Tous les communiqués de presseComme toute notre profession, cela fait 30 ans que nous développons des organisations logistique et transport capables de livrer plus vite… demain matin voire le jour même ! Tous les acteurs de notre secteur se sont engagés dans cette course effrénée, poussés par des clients soucieux de s’ajuster à ce qui est devenu un standard concurrentiel fort. Une réalité d’autant plus palpable en cette période de fin d’année, et bientôt de soldes… Alors vouloir changer de paradigme, c’est encore, pour beaucoup, comme croire au Père Noël !
Massifier les commandes pour aller à contre-courant et enfin retrouver le bon sens !
Bien évidemment, nous devrons toujours être capables de livrer rapidement des produits critiques ou pour lesquels nous avons un besoin immédiat. Toutefois, à l’heure où tout le monde est d’accord pour dire que « la machine monde » s’emballe, que penser de se faire livrer demain matin le livre que vous ne lirez que la semaine prochaine (et que par ailleurs vous auriez pu acheter chez votre libraire) ?
Alors que le e-commerce ne représente aujourd’hui que 10% des ventes du retail en France (Fevad 2024) et que nos rues sont régulièrement saturées de véhicules de livraison, comment ferons-nous le jour cette proportion dépassera les 50% ?
L’enjeu pour notre filière est donc de taille car il n’est ni souhaitable, ni envisageable que nos schémas logistiques restent inchangés. C’est pour cette raison que nous avons lancé en 2020 ce mouvement de « slow logistique ». Nous avons les cartes en mains, il nous appartient d’agir.

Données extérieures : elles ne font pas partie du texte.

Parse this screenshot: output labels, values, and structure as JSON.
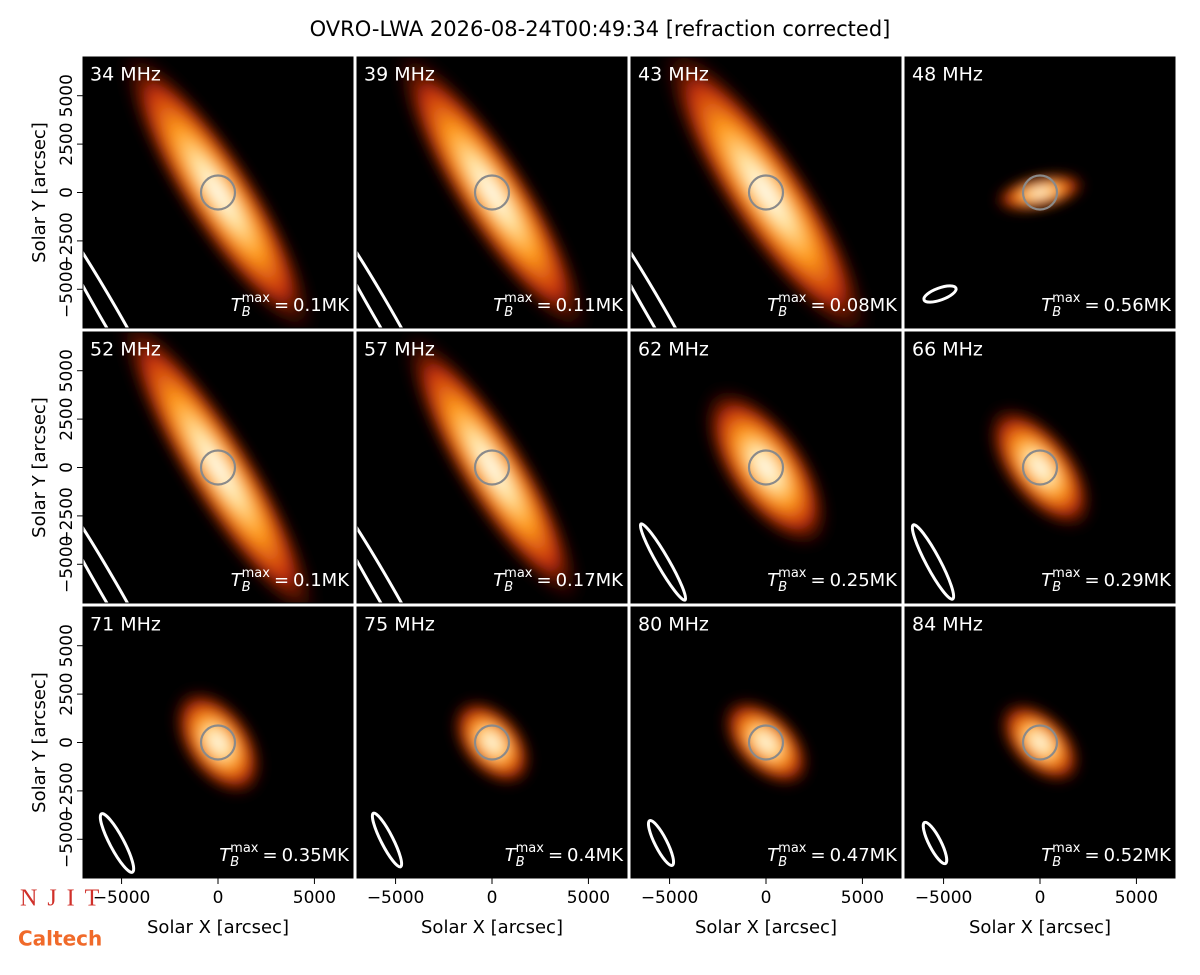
{
  "chart_data": {
    "type": "image-grid",
    "title": "OVRO-LWA 2026-08-24T00:49:34 [refraction corrected]",
    "xlabel": "Solar X [arcsec]",
    "ylabel": "Solar Y [arcsec]",
    "xlim": [
      -7000,
      7000
    ],
    "ylim": [
      -7000,
      7000
    ],
    "xticks": [
      {
        "value": -5000,
        "label": "−5000"
      },
      0,
      5000
    ],
    "yticks": [
      {
        "value": -5000,
        "label": "−5000"
      },
      {
        "value": -2500,
        "label": "−2500"
      },
      0,
      2500,
      5000
    ],
    "tmax_symbol": "T",
    "tmax_sub": "B",
    "tmax_sup": "max",
    "tmax_eq": "=",
    "panels": [
      "34 MHz",
      "39 MHz",
      "43 MHz",
      "48 MHz",
      "52 MHz",
      "57 MHz",
      "62 MHz",
      "66 MHz",
      "71 MHz",
      "75 MHz",
      "80 MHz",
      "84 MHz"
    ],
    "tmax": [
      0.1,
      0.11,
      0.08,
      0.56,
      0.1,
      0.17,
      0.25,
      0.29,
      0.35,
      0.4,
      0.47,
      0.52
    ],
    "tmax_labels": [
      "0.1MK",
      "0.11MK",
      "0.08MK",
      "0.56MK",
      "0.1MK",
      "0.17MK",
      "0.25MK",
      "0.29MK",
      "0.35MK",
      "0.4MK",
      "0.47MK",
      "0.52MK"
    ]
  },
  "logos": {
    "njit": "NJIT",
    "caltech": "Caltech"
  }
}
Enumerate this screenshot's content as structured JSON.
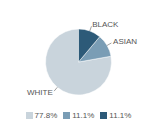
{
  "chart_data": {
    "type": "pie",
    "categories": [
      "WHITE",
      "ASIAN",
      "BLACK"
    ],
    "values": [
      77.8,
      11.1,
      11.1
    ],
    "value_labels": [
      "77.8%",
      "11.1%",
      "11.1%"
    ],
    "colors": [
      "#c9d4dc",
      "#7a9db5",
      "#2d5a78"
    ],
    "legend": "bottom"
  }
}
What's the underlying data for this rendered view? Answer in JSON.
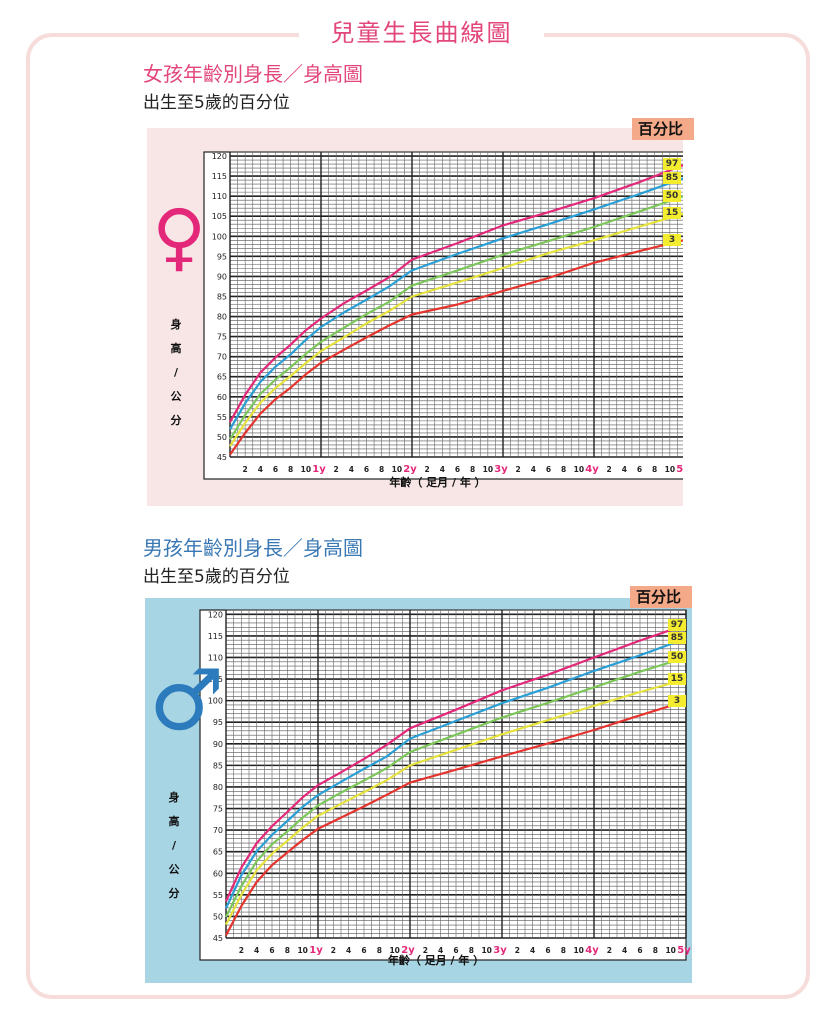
{
  "page_title": "兒童生長曲線圖",
  "charts": [
    {
      "id": "girls",
      "title": "女孩年齡別身長／身高圖",
      "subtitle": "出生至5歲的百分位",
      "sex_symbol": "♀",
      "ylabel": "身高／公分",
      "xlabel": "年齡（ 足月 / 年 ）",
      "percentile_header": "百分比",
      "colors": {
        "panel_bg": "#f8e6e6",
        "header_bg": "#f4a989",
        "symbol": "#e3287a",
        "title": "#e2467a"
      }
    },
    {
      "id": "boys",
      "title": "男孩年齡別身長／身高圖",
      "subtitle": "出生至5歲的百分位",
      "sex_symbol": "♂",
      "ylabel": "身高／公分",
      "xlabel": "年齡（ 足月 / 年 ）",
      "percentile_header": "百分比",
      "colors": {
        "panel_bg": "#a8d5e3",
        "header_bg": "#f4a989",
        "symbol": "#2b7bbd",
        "title": "#3a78b4"
      }
    }
  ],
  "chart_data": [
    {
      "type": "line",
      "title": "女孩年齡別身長／身高圖",
      "xlabel": "年齡（ 足月 / 年 ）",
      "ylabel": "身高／公分",
      "xlim": [
        0,
        60
      ],
      "ylim": [
        45,
        121
      ],
      "y_ticks": [
        45,
        50,
        55,
        60,
        65,
        70,
        75,
        80,
        85,
        90,
        95,
        100,
        105,
        110,
        115,
        120
      ],
      "x_tick_labels": [
        "2",
        "4",
        "6",
        "8",
        "10",
        "1y",
        "2",
        "4",
        "6",
        "8",
        "10",
        "2y",
        "2",
        "4",
        "6",
        "8",
        "10",
        "3y",
        "2",
        "4",
        "6",
        "8",
        "10",
        "4y",
        "2",
        "4",
        "6",
        "8",
        "10",
        "5y"
      ],
      "x": [
        0,
        2,
        4,
        6,
        8,
        10,
        12,
        15,
        18,
        21,
        24,
        30,
        36,
        42,
        48,
        54,
        60
      ],
      "series": [
        {
          "name": "97",
          "color": "#e3287a",
          "values": [
            53.7,
            60.5,
            66.0,
            69.8,
            73.0,
            76.6,
            79.5,
            83.3,
            86.5,
            89.8,
            94.2,
            98.3,
            102.7,
            106.0,
            109.5,
            113.5,
            117.9
          ]
        },
        {
          "name": "85",
          "color": "#2a9fd6",
          "values": [
            51.9,
            58.4,
            63.7,
            67.5,
            70.6,
            74.2,
            77.4,
            81.0,
            84.2,
            87.5,
            91.5,
            95.6,
            99.5,
            103.0,
            106.7,
            110.5,
            114.6
          ]
        },
        {
          "name": "50",
          "color": "#7cc75a",
          "values": [
            49.4,
            55.5,
            60.7,
            64.3,
            67.4,
            70.7,
            73.7,
            77.2,
            80.6,
            83.7,
            87.7,
            91.5,
            95.4,
            98.8,
            102.3,
            106.2,
            110.1
          ]
        },
        {
          "name": "15",
          "color": "#e6e23c",
          "values": [
            47.7,
            53.5,
            58.5,
            62.2,
            65.2,
            68.4,
            71.4,
            74.8,
            78.3,
            81.4,
            85.0,
            88.5,
            92.1,
            95.8,
            99.0,
            102.4,
            105.7
          ]
        },
        {
          "name": "3",
          "color": "#e5342e",
          "values": [
            45.6,
            51.0,
            55.8,
            59.4,
            62.3,
            65.6,
            68.5,
            71.7,
            74.8,
            77.8,
            80.5,
            83.0,
            86.4,
            89.6,
            93.4,
            96.3,
            99.1
          ]
        }
      ]
    },
    {
      "type": "line",
      "title": "男孩年齡別身長／身高圖",
      "xlabel": "年齡（ 足月 / 年 ）",
      "ylabel": "身高／公分",
      "xlim": [
        0,
        60
      ],
      "ylim": [
        45,
        121
      ],
      "y_ticks": [
        45,
        50,
        55,
        60,
        65,
        70,
        75,
        80,
        85,
        90,
        95,
        100,
        105,
        110,
        115,
        120
      ],
      "x_tick_labels": [
        "2",
        "4",
        "6",
        "8",
        "10",
        "1y",
        "2",
        "4",
        "6",
        "8",
        "10",
        "2y",
        "2",
        "4",
        "6",
        "8",
        "10",
        "3y",
        "2",
        "4",
        "6",
        "8",
        "10",
        "4y",
        "2",
        "4",
        "6",
        "8",
        "10",
        "5y"
      ],
      "x": [
        0,
        2,
        4,
        6,
        8,
        10,
        12,
        15,
        18,
        21,
        24,
        30,
        36,
        42,
        48,
        54,
        60
      ],
      "series": [
        {
          "name": "97",
          "color": "#e3287a",
          "values": [
            53.5,
            61.3,
            67.0,
            70.9,
            74.2,
            77.6,
            80.4,
            83.4,
            86.5,
            89.8,
            93.6,
            97.9,
            102.4,
            106.0,
            110.0,
            113.9,
            117.6
          ]
        },
        {
          "name": "85",
          "color": "#2a9fd6",
          "values": [
            51.9,
            59.5,
            65.1,
            68.9,
            72.1,
            75.4,
            78.1,
            81.2,
            84.2,
            87.1,
            91.2,
            95.3,
            99.4,
            103.0,
            106.9,
            110.5,
            114.4
          ]
        },
        {
          "name": "50",
          "color": "#7cc75a",
          "values": [
            49.9,
            57.0,
            62.8,
            66.7,
            69.7,
            72.9,
            75.7,
            78.7,
            81.5,
            84.4,
            88.1,
            92.1,
            96.1,
            99.5,
            103.1,
            106.7,
            110.0
          ]
        },
        {
          "name": "15",
          "color": "#e6e23c",
          "values": [
            48.1,
            55.0,
            60.7,
            64.5,
            67.5,
            70.6,
            73.3,
            76.1,
            78.8,
            81.6,
            85.0,
            88.6,
            92.2,
            95.5,
            98.8,
            102.0,
            105.0
          ]
        },
        {
          "name": "3",
          "color": "#e5342e",
          "values": [
            45.6,
            52.4,
            58.0,
            61.9,
            64.8,
            67.7,
            70.3,
            72.9,
            75.5,
            78.2,
            81.0,
            84.0,
            87.1,
            90.1,
            93.2,
            96.6,
            99.9
          ]
        }
      ]
    }
  ]
}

Un certain nombre d’initiatives et d’expérimentations ont d’ores et déjà vu le jour, notamment celles qui cherchent à pousser l’essentiel des flux en périphérie des villes. Paris et d’autres grandes métropoles interdisent désormais les centres villes à certains types de véhicules de livraison. Un jour viendra où l’accès à nos villes sur le modèle actuel sera totalement interdit, accélérant la création de hubs ou villages logistiques en périphérie vers lesquels les flux massifiés seront orientés. Le principe : un premier transporteur livre avec un gros camion rempli plutôt que plusieurs petits à moitié vides dans ces hubs de commandes massifiées. Puis un second transporteur livre, par exemple, en une fois, les commandes hebdomadaires de toute une rue. Des expériences similaires sont déjà en place depuis plusieurs années dans quelques villes comme Grenoble et illustrent parfaitement ce qu’est la slow logistique : des flux massifiés et ralentis pour livrer mieux.
Des « slowlutions » à double impact
En réalité, cet avenir souhaitable est déjà en marche dans certains secteurs de la logistique comme l’industrie. En effet, nous proposons simplement de s’appuyer sur de vieilles recettes utilisées depuis longtemps comme le regroupement de commandes, les départs à date ou la tournée du laitier, mais avec un autre angle de vue.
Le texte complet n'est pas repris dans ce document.